На этой улице не было птиц. Ни одна птица не заглядывала сюда, не пролетала поверху, не проскакивала низом, не садилась отдохнуть на подстриженные деревья. Даже голуби, даже глупые голуби не залетали на эту улицу, потому что залететь сюда – значило погибнуть. И только посреди необозримой мостовой на сером, протертом, будто штаны нищего, асфальте валялась крошечная тушка тощенького воробьишки, прилетевшего случайно, по неведению, и мгновенно погибшего в ужасе от разрыва воробьиного сердца. Люди бродили по улице в поисках птиц, люди задирали головы, но птиц нигде не было. Пугалами торчали на крышах телевизионные антенны. Пугалами!

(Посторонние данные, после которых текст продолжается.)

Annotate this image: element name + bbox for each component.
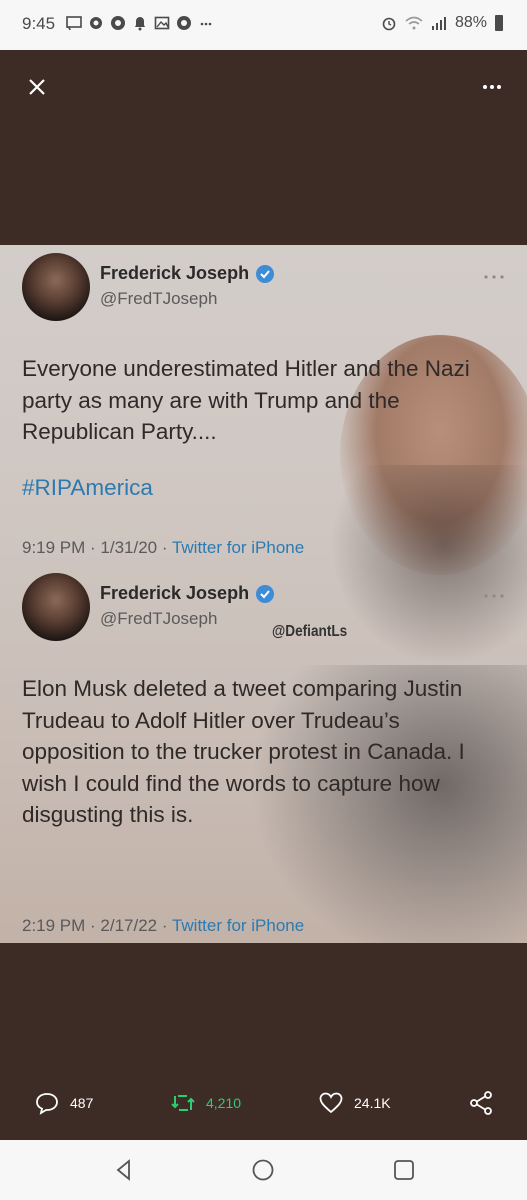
author-name: Frederick Joseph	[100, 263, 250, 283]
like-button[interactable]: 24.1K	[318, 1090, 391, 1116]
tweet-more-icon	[484, 275, 504, 279]
watermark: @DefiantLs	[272, 623, 348, 640]
hashtag: #RIPAmerica	[22, 475, 153, 500]
reply-count: 487	[70, 1095, 94, 1111]
chrome-icon	[177, 16, 191, 30]
cast-icon	[66, 16, 82, 31]
chrome-icon	[111, 16, 125, 30]
status-right: 88%	[381, 14, 503, 32]
wifi-icon	[405, 16, 423, 30]
tweet-text: Elon Musk deleted a tweet comparing Just…	[22, 673, 492, 831]
author-handle: @FredTJoseph	[100, 609, 218, 628]
gallery-icon	[154, 16, 170, 30]
tweet-time: 9:19 PM · 1/31/20 ·	[22, 538, 172, 557]
tweet-text: Everyone underestimated Hitler and the N…	[22, 353, 512, 448]
author-handle: @FredTJoseph	[100, 289, 218, 308]
tweet-body: Everyone underestimated Hitler and the N…	[22, 356, 470, 444]
battery-icon	[495, 15, 503, 31]
tweet-meta: 2:19 PM · 2/17/22 · Twitter for iPhone	[22, 916, 304, 936]
back-icon[interactable]	[112, 1158, 136, 1182]
share-icon	[470, 1091, 492, 1115]
signal-icon	[431, 17, 446, 30]
avatar	[22, 573, 90, 641]
retweet-count: 4,210	[206, 1095, 242, 1111]
notification-icons	[66, 15, 214, 31]
avatar	[22, 253, 90, 321]
home-icon[interactable]	[251, 1158, 275, 1182]
tweet-source: Twitter for iPhone	[171, 538, 305, 557]
reply-button[interactable]: 487	[34, 1090, 93, 1116]
bell-icon	[135, 17, 145, 31]
tweet-source: Twitter for iPhone	[171, 916, 305, 935]
tweet-meta: 9:19 PM · 1/31/20 · Twitter for iPhone	[22, 538, 304, 558]
tweet-image[interactable]: Frederick Joseph @FredTJoseph Everyone u…	[0, 245, 527, 943]
tweet-time: 2:19 PM · 2/17/22 ·	[22, 916, 172, 935]
heart-icon	[319, 1092, 343, 1114]
status-time: 9:45	[22, 14, 56, 33]
verified-icon	[256, 584, 275, 603]
tweet-actions: 487 4,210 24.1K	[0, 1090, 527, 1130]
recents-icon[interactable]	[392, 1158, 416, 1182]
more-icon	[200, 22, 212, 26]
alarm-icon	[382, 17, 396, 31]
navigation-bar	[0, 1140, 527, 1200]
tweet-more-icon	[484, 594, 504, 598]
more-horizontal-icon[interactable]	[479, 74, 505, 100]
status-bar: 9:45 88%	[0, 0, 527, 50]
close-icon[interactable]	[24, 74, 50, 100]
tweet-body: Elon Musk deleted a tweet comparing Just…	[22, 676, 465, 827]
share-button[interactable]	[468, 1090, 494, 1116]
verified-icon	[256, 264, 275, 283]
author-row: Frederick Joseph	[100, 583, 275, 604]
like-count: 24.1K	[354, 1095, 391, 1111]
settings-icon	[90, 17, 102, 29]
retweet-icon	[171, 1095, 195, 1111]
reply-icon	[36, 1093, 58, 1115]
author-name: Frederick Joseph	[100, 583, 250, 603]
retweet-button[interactable]: 4,210	[170, 1090, 241, 1116]
author-row: Frederick Joseph	[100, 263, 275, 284]
battery-percent: 88%	[454, 14, 487, 31]
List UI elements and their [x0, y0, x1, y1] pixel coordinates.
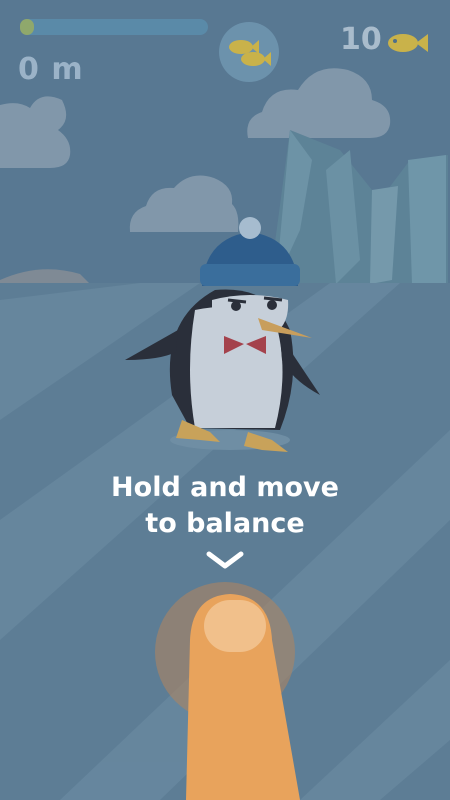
finger-icon — [155, 582, 300, 800]
tutorial-instruction: Hold and move to balance — [0, 470, 450, 542]
fish-bubble-icon — [219, 22, 279, 82]
fish-icon — [388, 34, 428, 52]
instruction-line-1: Hold and move — [111, 472, 339, 503]
distance-readout: 0 m — [18, 52, 84, 87]
distance-progress-bar — [20, 19, 208, 35]
distance-progress-fill — [20, 19, 34, 35]
chevron-down-icon — [206, 551, 244, 569]
instruction-line-2: to balance — [145, 508, 305, 539]
fish-count: 10 — [340, 22, 382, 57]
hud: 0 m 10 — [0, 0, 450, 110]
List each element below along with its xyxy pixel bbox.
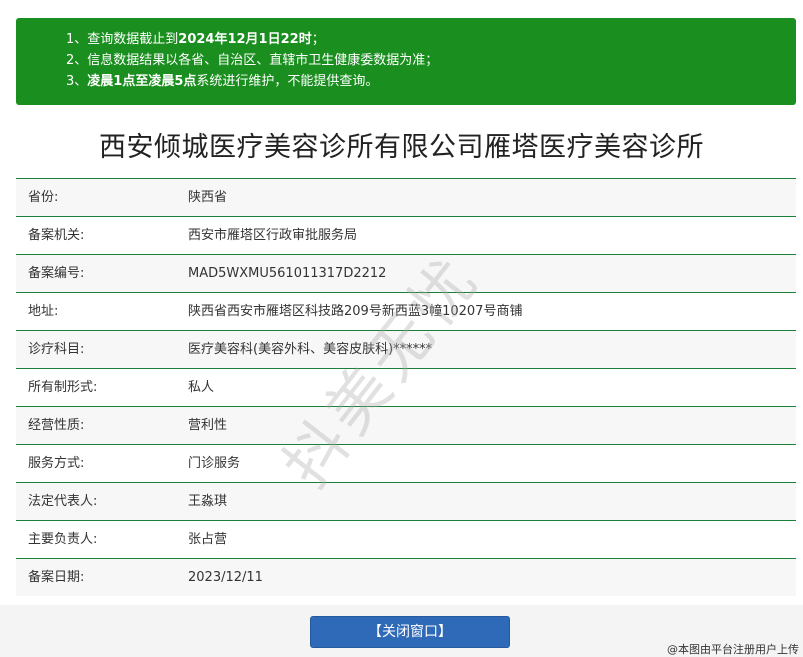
table-row-legal-representative: 法定代表人: 王淼琪 bbox=[16, 483, 796, 521]
notice-banner: 1、查询数据截止到2024年12月1日22时； 2、信息数据结果以各省、自治区、… bbox=[16, 18, 796, 105]
table-row-record-number: 备案编号: MAD5WXMU561011317D2212 bbox=[16, 255, 796, 293]
row-label: 所有制形式: bbox=[28, 380, 98, 395]
row-value: 门诊服务 bbox=[188, 456, 241, 471]
table-row-authority: 备案机关: 西安市雁塔区行政审批服务局 bbox=[16, 217, 796, 255]
table-row-service-type: 服务方式: 门诊服务 bbox=[16, 445, 796, 483]
cutoff-time: 2024年12月1日22时 bbox=[178, 32, 312, 47]
row-value: 张占营 bbox=[188, 532, 228, 547]
row-value: 王淼琪 bbox=[188, 494, 228, 509]
row-label: 经营性质: bbox=[28, 418, 85, 433]
row-label: 备案机关: bbox=[28, 228, 85, 243]
row-value: 私人 bbox=[188, 380, 215, 395]
row-label: 服务方式: bbox=[28, 456, 85, 471]
row-value: 陕西省 bbox=[188, 190, 228, 205]
notice-line-1: 1、查询数据截止到2024年12月1日22时； bbox=[66, 32, 325, 47]
table-row-principal: 主要负责人: 张占营 bbox=[16, 521, 796, 559]
row-label: 诊疗科目: bbox=[28, 342, 85, 357]
table-row-ownership: 所有制形式: 私人 bbox=[16, 369, 796, 407]
table-row-business-nature: 经营性质: 营利性 bbox=[16, 407, 796, 445]
page-title: 西安倾城医疗美容诊所有限公司雁塔医疗美容诊所 bbox=[99, 132, 704, 163]
info-table: 省份: 陕西省 备案机关: 西安市雁塔区行政审批服务局 备案编号: MAD5WX… bbox=[16, 178, 796, 596]
row-value: 西安市雁塔区行政审批服务局 bbox=[188, 228, 358, 243]
row-value: 陕西省西安市雁塔区科技路209号新西蓝3幢10207号商铺 bbox=[188, 304, 523, 319]
close-window-button[interactable]: 【关闭窗口】 bbox=[310, 616, 510, 648]
row-label: 备案编号: bbox=[28, 266, 85, 281]
table-row-address: 地址: 陕西省西安市雁塔区科技路209号新西蓝3幢10207号商铺 bbox=[16, 293, 796, 331]
table-row-record-date: 备案日期: 2023/12/11 bbox=[16, 559, 796, 596]
table-row-departments: 诊疗科目: 医疗美容科(美容外科、美容皮肤科)****** bbox=[16, 331, 796, 369]
row-label: 备案日期: bbox=[28, 570, 85, 585]
notice-line-3: 3、凌晨1点至凌晨5点系统进行维护，不能提供查询。 bbox=[66, 74, 379, 89]
row-value: 营利性 bbox=[188, 418, 228, 433]
table-row-province: 省份: 陕西省 bbox=[16, 179, 796, 217]
maintenance-window: 凌晨1点至凌晨5点 bbox=[87, 74, 197, 89]
upload-credit: @本图由平台注册用户上传 bbox=[667, 643, 799, 656]
row-value: MAD5WXMU561011317D2212 bbox=[188, 266, 387, 281]
row-label: 法定代表人: bbox=[28, 494, 98, 509]
row-value: 医疗美容科(美容外科、美容皮肤科)****** bbox=[188, 342, 433, 357]
row-label: 省份: bbox=[28, 190, 59, 205]
row-label: 主要负责人: bbox=[28, 532, 98, 547]
notice-line-2: 2、信息数据结果以各省、自治区、直辖市卫生健康委数据为准； bbox=[66, 53, 439, 68]
row-value: 2023/12/11 bbox=[188, 570, 263, 585]
row-label: 地址: bbox=[28, 304, 59, 319]
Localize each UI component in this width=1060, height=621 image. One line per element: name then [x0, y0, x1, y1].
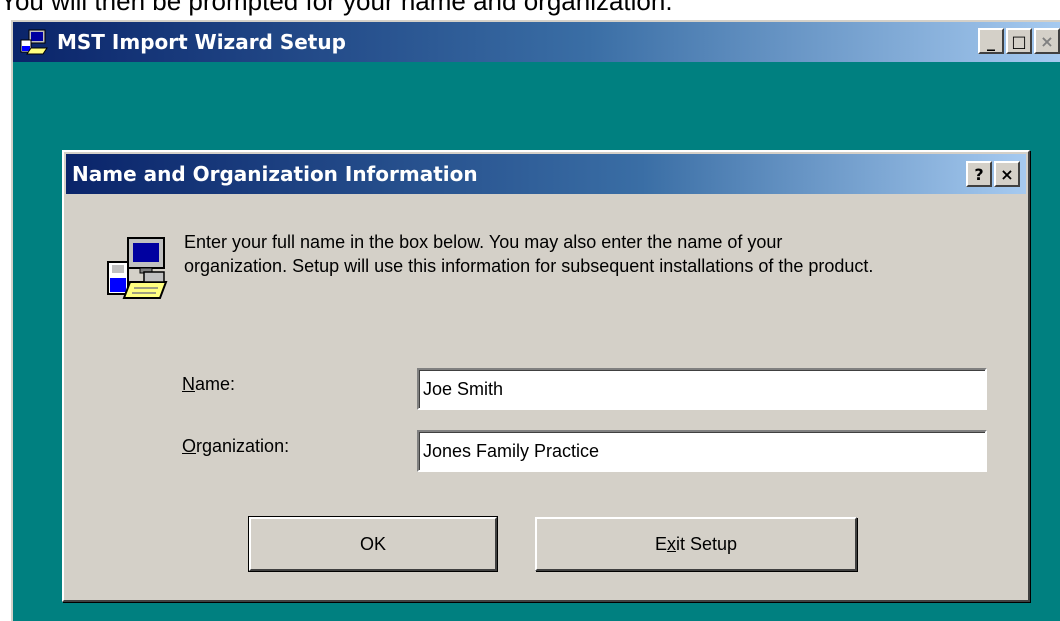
intro-line-2: organization. Setup will use this inform…	[184, 256, 874, 276]
name-label-accelerator: N	[182, 374, 195, 394]
close-icon: ×	[1040, 31, 1054, 51]
dialog-title: Name and Organization Information	[72, 162, 478, 186]
intro-line-1: Enter your full name in the box below. Y…	[184, 232, 783, 252]
name-organization-dialog: Name and Organization Information ? × En…	[62, 150, 1030, 602]
close-button[interactable]: ×	[1034, 28, 1060, 54]
ok-button[interactable]: OK	[248, 516, 498, 572]
exit-label-post: it Setup	[675, 533, 738, 554]
dialog-titlebar[interactable]: Name and Organization Information ? ×	[66, 154, 1026, 194]
exit-label-accelerator: x	[666, 533, 676, 554]
name-label: Name:	[182, 374, 235, 395]
name-field[interactable]	[417, 368, 987, 410]
document-caption: You will then be prompted for your name …	[0, 0, 673, 16]
minimize-button[interactable]: _	[978, 28, 1004, 54]
name-label-text: ame:	[195, 374, 236, 394]
organization-label-accelerator: O	[182, 436, 197, 456]
ok-button-label: OK	[359, 533, 386, 554]
organization-label: Organization:	[182, 436, 289, 457]
exit-label-pre: E	[654, 533, 667, 554]
setup-window-title: MST Import Wizard Setup	[57, 30, 346, 54]
organization-label-text: rganization:	[196, 436, 290, 456]
organization-field[interactable]	[417, 430, 987, 472]
help-icon: ?	[974, 164, 984, 184]
close-icon: ×	[1000, 164, 1014, 184]
dialog-close-button[interactable]: ×	[994, 161, 1020, 187]
minimize-icon: _	[987, 31, 995, 51]
window-controls: _ □ ×	[978, 28, 1060, 54]
maximize-icon: □	[1011, 31, 1027, 51]
maximize-button[interactable]: □	[1006, 28, 1032, 54]
computer-setup-icon	[107, 237, 168, 299]
dialog-controls: ? ×	[966, 161, 1020, 187]
intro-text: Enter your full name in the box below. Y…	[184, 230, 1004, 278]
help-button[interactable]: ?	[966, 161, 992, 187]
setup-computer-icon	[20, 29, 48, 55]
exit-setup-button[interactable]: Exit Setup	[535, 517, 857, 571]
setup-window: MST Import Wizard Setup _ □ × Name and O…	[11, 20, 1060, 621]
setup-window-titlebar[interactable]: MST Import Wizard Setup _ □ ×	[13, 22, 1060, 62]
exit-setup-label: Exit Setup	[655, 534, 737, 555]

На этой улице росли цветы без запаха. Они стояли шеренгами, по-солдатски: стебелек к стебельку, лепесток к лепестку, пестик к пестику и тычинка к тычинке. Над этими цветами не вились пчелы, не порхали бабочки, не гудели шмели, не ползали по ним божьи коровки. Пыльцы на цветах не было, завязи тоже. Люди бродили по улице от цветка к цветку, машинально вдыхали несуществующие ароматы, чтобы подстегнуть воображение, но подстегивать было нечего.

Мятыми воздушными шарами они висели в воздухе над размягченным асфальтом, лениво покачивались на ветерке. Разнообразия им не дали, общения лишили, воображение изъяли, тайны растоптали назойливым досмотром. Жить на этой улице было невозможно. Но – жили. (А Вадя Горохов уже сопел, пыхтел, стонал под ватным одеялом. Трещала кровать. Скрипел паркет. Тряслась мебель. Качалась люстра. Дрожали стены. Шатался дом. Кренились столбы. Валились деревья. Колебались сейсмографы. Просыпались вулканы. Сдвигались горы. Разверзалась земля. Хрипел бегемот. Молчали девочки-пираньи.)